Я видел Кириллова после суда. О матери он говорил: «Она была имманентно красива». О Нем: «Он был дурным человеком». И повторил: «Дурным человеком». «Дурным…» Я ответил, что, по-моему, человеческая жизнь обладает бесконечной ценностью и, если мы решим, что нас уполномочили отделять для убийственного суда «дурных» от «хороших», мир станет пустыней в обозримом будущем. «Бесконечной ценностью?.. — переспросил он. — И моя?..» «И ваша».
Потом он рассказал мне о детстве и о старости. В конце рассказа улыбнулся, недоумевая: «Поверите, я ведь никогда не был в зоопарке…» Помолчал, все больше старея. «Я тут иногда вижу сны…» Но его уже уводили.

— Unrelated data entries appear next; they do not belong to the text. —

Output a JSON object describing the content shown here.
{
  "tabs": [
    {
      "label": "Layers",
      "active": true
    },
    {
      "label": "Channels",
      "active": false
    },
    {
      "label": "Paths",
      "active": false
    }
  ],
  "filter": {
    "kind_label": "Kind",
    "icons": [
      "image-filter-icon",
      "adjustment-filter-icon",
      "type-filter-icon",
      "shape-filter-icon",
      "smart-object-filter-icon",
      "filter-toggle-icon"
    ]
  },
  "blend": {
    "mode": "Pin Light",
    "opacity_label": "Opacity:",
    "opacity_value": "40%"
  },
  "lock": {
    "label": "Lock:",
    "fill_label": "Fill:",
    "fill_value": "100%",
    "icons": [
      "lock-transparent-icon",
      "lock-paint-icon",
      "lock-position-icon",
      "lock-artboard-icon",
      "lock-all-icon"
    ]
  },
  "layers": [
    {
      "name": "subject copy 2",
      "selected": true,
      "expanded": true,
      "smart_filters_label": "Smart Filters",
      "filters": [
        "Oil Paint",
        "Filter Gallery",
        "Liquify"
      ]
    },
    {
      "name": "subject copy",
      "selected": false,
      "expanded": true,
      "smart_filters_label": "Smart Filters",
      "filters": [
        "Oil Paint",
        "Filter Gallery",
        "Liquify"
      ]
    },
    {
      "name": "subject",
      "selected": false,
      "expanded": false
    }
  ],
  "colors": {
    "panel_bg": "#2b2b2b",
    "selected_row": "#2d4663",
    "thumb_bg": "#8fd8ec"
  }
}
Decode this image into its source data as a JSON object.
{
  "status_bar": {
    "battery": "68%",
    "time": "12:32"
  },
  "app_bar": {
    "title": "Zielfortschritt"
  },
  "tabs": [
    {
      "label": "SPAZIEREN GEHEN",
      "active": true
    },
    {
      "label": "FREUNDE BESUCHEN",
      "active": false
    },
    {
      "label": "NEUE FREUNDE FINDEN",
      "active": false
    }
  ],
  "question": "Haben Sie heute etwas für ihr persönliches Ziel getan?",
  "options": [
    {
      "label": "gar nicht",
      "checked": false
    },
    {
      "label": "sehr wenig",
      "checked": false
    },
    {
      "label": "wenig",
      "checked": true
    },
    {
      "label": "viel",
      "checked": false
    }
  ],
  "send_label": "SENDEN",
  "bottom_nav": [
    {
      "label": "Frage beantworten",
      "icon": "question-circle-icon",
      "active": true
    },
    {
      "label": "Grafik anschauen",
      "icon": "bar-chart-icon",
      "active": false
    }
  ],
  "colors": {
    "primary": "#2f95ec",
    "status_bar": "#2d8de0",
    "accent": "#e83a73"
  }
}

Он уходил, обреченно закинув за спину руки, в последнем земном полосатом одеянии, под конвоем, кажущимся чересчур усиленным рядом с его старчески-иссохшей, почти бестелесной фигуркой, — истаял в сумраке тюремного коридора.
«…МАЛЬЧИК, ИГРАЮЩИЙ СО ЛЬВОМ; ПОРТРЕТ МАДАМ РЕКАМЬЕ; ЛОПАТКА ДЛЯ РЫБЫ; ВАЗА В ВИДЕ УРНЫ…»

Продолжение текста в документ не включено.